Inspiring guide to tackling tragedy and grief
HEALTH
Sheryl Sandberg and Adam Grant W.H. Allen €15.99
IN her last book, Lean In, Sheryl Sandberg wrote about the importance of having the right spouse. In a chapter called Make Your Partner a Real Partner she argued: “I truly believe that the single most important career decision that a woman makes is whether she will have a life partner and who that partner is.” It was a statement that begged some questions. What about the multitude of other decisions a woman might choose to make at one time or another? What about the women who are single at various points over the course of their lives? It whitewashed over a more complicated reality; and Sandberg’s restricted view of women’s experience was one of the book’s main flaws.
Two years on, Sandberg experienced the sort of tragedy that leaves many women unpartnered, when her husband, David Goldberg, collapsed at the gym while they were on holiday. They had been one of Silicon Valley’s golden couples, she the COO of Facebook, he the CEO of SurveyMonkey. But their wealth and success were not enough to ward off tragedy. Goldberg’s death, caused by cardiac arrhythmia, occurred when he was just 47 and Sandberg 45; the couple had two children, aged seven and 10.
Option B is a kind of Lean In for the distressed and grieving. It is a project as much as it is a book; readers are invited to visit the website Optionb.org and click through to Facebook communities focusing on resilience, family problems and bereavement. It’s co-authored by Adam Grant, a psychologist based at the Wharton Business School in Pennsylvania. Before Goldberg’s death he and Sandberg had already collaborated on a series of articles published in The New York Times about equality (sample title: How Men Can Succeed In The Boardroom And The Bedroom).
Yet it’s written in Sandberg’s voice with a single “I” narrating the text, and this proves to have been a good idea. Sandberg, as we encounter her here, is a modest and likeable character. Her personal tragedy provides a structure, while Grant’s scientific data gives weight to the account.
There’s little doubt that Sandberg’s abrupt introduction to widowhood was brutal. She was hanging out by the pool at their friend’s fiftieth birthday party in Mexico when she began to wonder where her husband was and went to look for him in the gym. “We found Dave on the floor, lying by the elliptical machine [cross-trainer],” she writes, “his face slightly blue and turned to the left, a small pool of blood under his head.” Sandberg gave him CPR, then his brother tried, and then a doctor, followed by a frantic trip to the nearest hospital in an ambulance. It was too late. Sandberg flew back to California, tasked with telling her children their father was dead.
She recalls how her daughter walked out of the house with a friendly, “Hi Mom.” Her son realised instantly that something was wrong. “Why are you home?” he asked. “And where’s Dad?” Though Sandberg is a billionaire, her tragedy is an ordinary one. That said, Option B introduces readers to the most elite of circles. Celebrities and billionaires, who seem unnervingly benign, populate the account. Elon Musk, the inventor and engineer, invites Sandberg and her children to watch an attempt by his company SpaceX to land a rocket at sea. Malala Yousafzai (who provides a blurb for the book) visits her to talk about her fight to give girls access to education. Mark Zuckerberg plays a major supporting role, flying Sandberg to a beach so she could experience something she had never seen with her husband. When she began to feel upset, Zuckerberg and his wife, Priscilla Chan, comfort her. This isn’t name-dropping. It simply represents Sandberg’s life.
Perhaps unsurprisingly, Facebook features as another intriguingly be-
nign presence — a place where feelings can be expressed and an ideal venue for them. “I did not truly understand how important Facebook could be to those suffering from loss until I experienced it myself,” Sandberg writes.
Sandberg observes in the book’s opening that: “We also know that not every story has a happy ending.” But by its end, she is dating again, and there’s a feeling of the circle closing (even if she makes clear that she still misses her husband). A woman suffering from an eating disorder recovers; and a man whose brother died in an accident grows up to work at McKinsey [management consultants].

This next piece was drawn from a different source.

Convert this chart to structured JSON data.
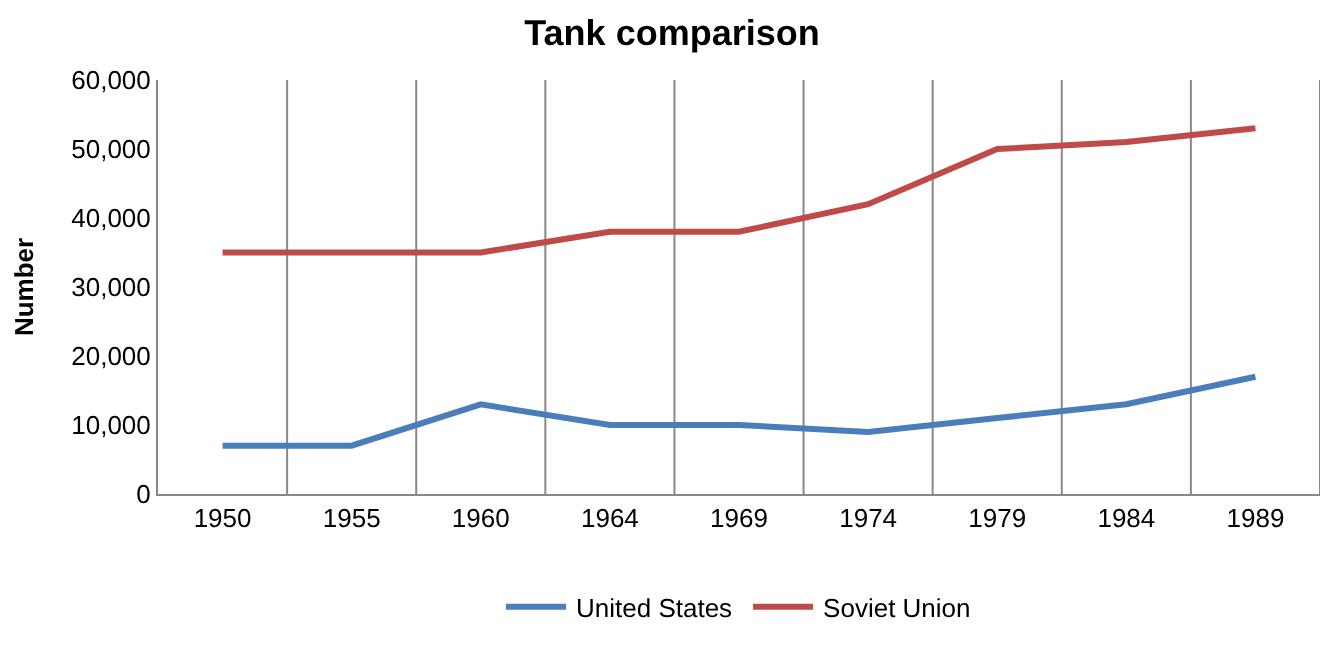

In a sense, the story that Option B tells is a profoundly American one, in which grief itself can function in the service of capitalism. Referring to a Facebook employee who decided to tell colleagues she had breast cancer, she notes that “this openness made their work more efficient… Being more open personally led people to be more open professionally.”
Option B is likely to achieve the same wild popularity of Lean In, and it contains plenty of valuable insights. What’s missing, though, is a portrayal of ambivalence. Anecdotes about people who lived less than glittering lives after hardships or of failure that leads to more failure (not success) are conspicuous for their absence. Achieving what it sets out to do, Option B is about overcoming challenges and powering through.